Codex 0.114.0 adds experimental hooks for agent workflows

Codex shipped version 0.114.0 with a long-requested feature: hooks. The first release includes just two trigger points—SessionStart and Stop—but they already enable context injection, workflow guardrails, and end-of-turn automation.

Codex 0.114.0 adds experimental hooks for agent workflows

TL;DR

  • Codex 0.114.0 adds hooks (experimental), providing programmable lifecycle automation around agent sessions
  • Hook points: SessionStart (session begins/resumes) and Stop (agent about to finish its turn)
  • Enablement: feature flag via CLI codex features enable codex_hooks or config codex_hooks = true
  • Configuration: hooks.json in global .codex/ or project/subfolder .codex/; each hook runs a command with timeout/status
  • SessionStart uses: inject instructions, read handoff/task brief, run git status for branch/working tree context
  • Stop uses: gate completion on tests/verification, generate handoff summaries/logs, run linters/light code review, run test suite

Codex shipped version 0.114.0 with a long-requested capability: hooks. The initial release is intentionally narrow—only two hook points are available right now, SessionStart and Stop—but even that small surface area maps neatly onto the two moments that matter most in an agent loop: when a session spins up (or resumes) and when an agent is about to yield.
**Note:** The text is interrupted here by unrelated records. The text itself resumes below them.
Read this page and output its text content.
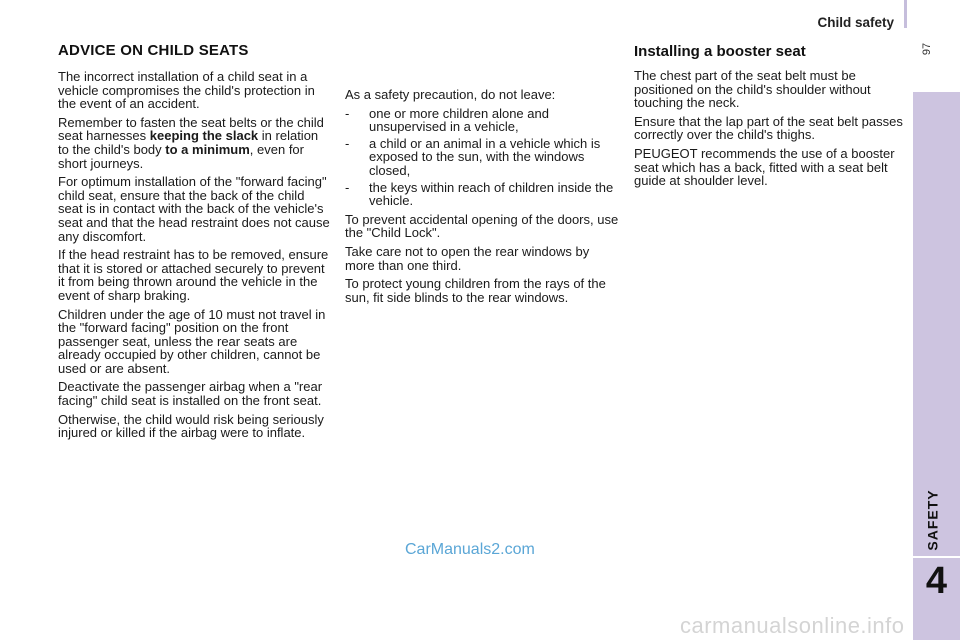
Child safety
97
SAFETY
4
ADVICE ON CHILD SEATS

The incorrect installation of a child seat in a vehicle compromises the child's protection in the event of an accident.

Remember to fasten the seat belts or the child seat harnesses keeping the slack in relation to the child's body to a minimum, even for short journeys.

For optimum installation of the "forward facing" child seat, ensure that the back of the child seat is in contact with the back of the vehicle's seat and that the head restraint does not cause any discomfort.

If the head restraint has to be removed, ensure that it is stored or attached securely to prevent it from being thrown around the vehicle in the event of sharp braking.

Children under the age of 10 must not travel in the "forward facing" position on the front passenger seat, unless the rear seats are already occupied by other children, cannot be used or are absent.

Deactivate the passenger airbag when a "rear facing" child seat is installed on the front seat.

Otherwise, the child would risk being seriously injured or killed if the airbag were to inflate.

As a safety precaution, do not leave:

- one or more children alone and unsupervised in a vehicle,
- a child or an animal in a vehicle which is exposed to the sun, with the windows closed,
- the keys within reach of children inside the vehicle.

To prevent accidental opening of the doors, use the "Child Lock".

Take care not to open the rear windows by more than one third.

To protect young children from the rays of the sun, fit side blinds to the rear windows.

Installing a booster seat

The chest part of the seat belt must be positioned on the child's shoulder without touching the neck.

Ensure that the lap part of the seat belt passes correctly over the child's thighs.

PEUGEOT recommends the use of a booster seat which has a back, fitted with a seat belt guide at shoulder level.

CarManuals2.com
carmanualsonline.info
The feature is described as experimental and early release, and it’s positioned as foundational: a programmable layer around the agent lifecycle that can be used to inject context, enforce workflow rules, and trigger automation at consistent points in the run. In other words, it’s a step toward combining deterministic automation (scripts, checks, conventions) with the more fluid behavior of an LLM-driven agent.

Enabling Codex hooks

Hooks are guarded behind a feature flag in this release. There are two supported paths:

  1. Enable via CLI:
    • codex features enable codex_hooks
  2. Enable via config:
    • Add a features section with codex_hooks = true

How hooks are defined

Hook definitions live in a hooks.json file, and Codex will look for it in either:

  • a global .codex folder, or
  • project/subfolder .codex folders

Each hook runs a command, with a timeout and a status message associated with it. The two currently available events are:

  • SessionStart: fires when a session begins (or resumes)
  • Stop: fires when the agent is about to finish its turn

Practical use cases for SessionStart and Stop

Even with only two events, the examples land squarely in day-to-day agent reliability work.

SessionStart hooks can be used to establish operating context early, such as:

  • injecting project-specific instructions (for example: “use pnpm, not npm”)
  • reading a handoff file or task brief so a session starts with the right framing
  • running git status and passing along branch and working tree details

Stop hooks run right before the agent finishes a turn, and could be used to gate completion on checks or to generate structured output:

  • blocking weak completions unless verification or tests are included
  • generating a short handoff note, summary, or logs at the end of a turn
  • running a targeted linter or lightweight code review flow on changed files
  • running a test suite

There are also open questions. One reply asked how the output of a Stop hook is injected (for example, whether it becomes a normal user message), and the author noted they’d been writing results to a log and weren’t yet sure.

A small hook surface, a bigger automation story

The release is being framed as groundwork for “fast follows,” with multiple contributors involved in the PR. Community replies immediately pointed to broader agentic automation desires—more hook points (like pre/post tool use) and CLI loops/automation—suggesting hooks are likely to become a major extension point as Codex evolves.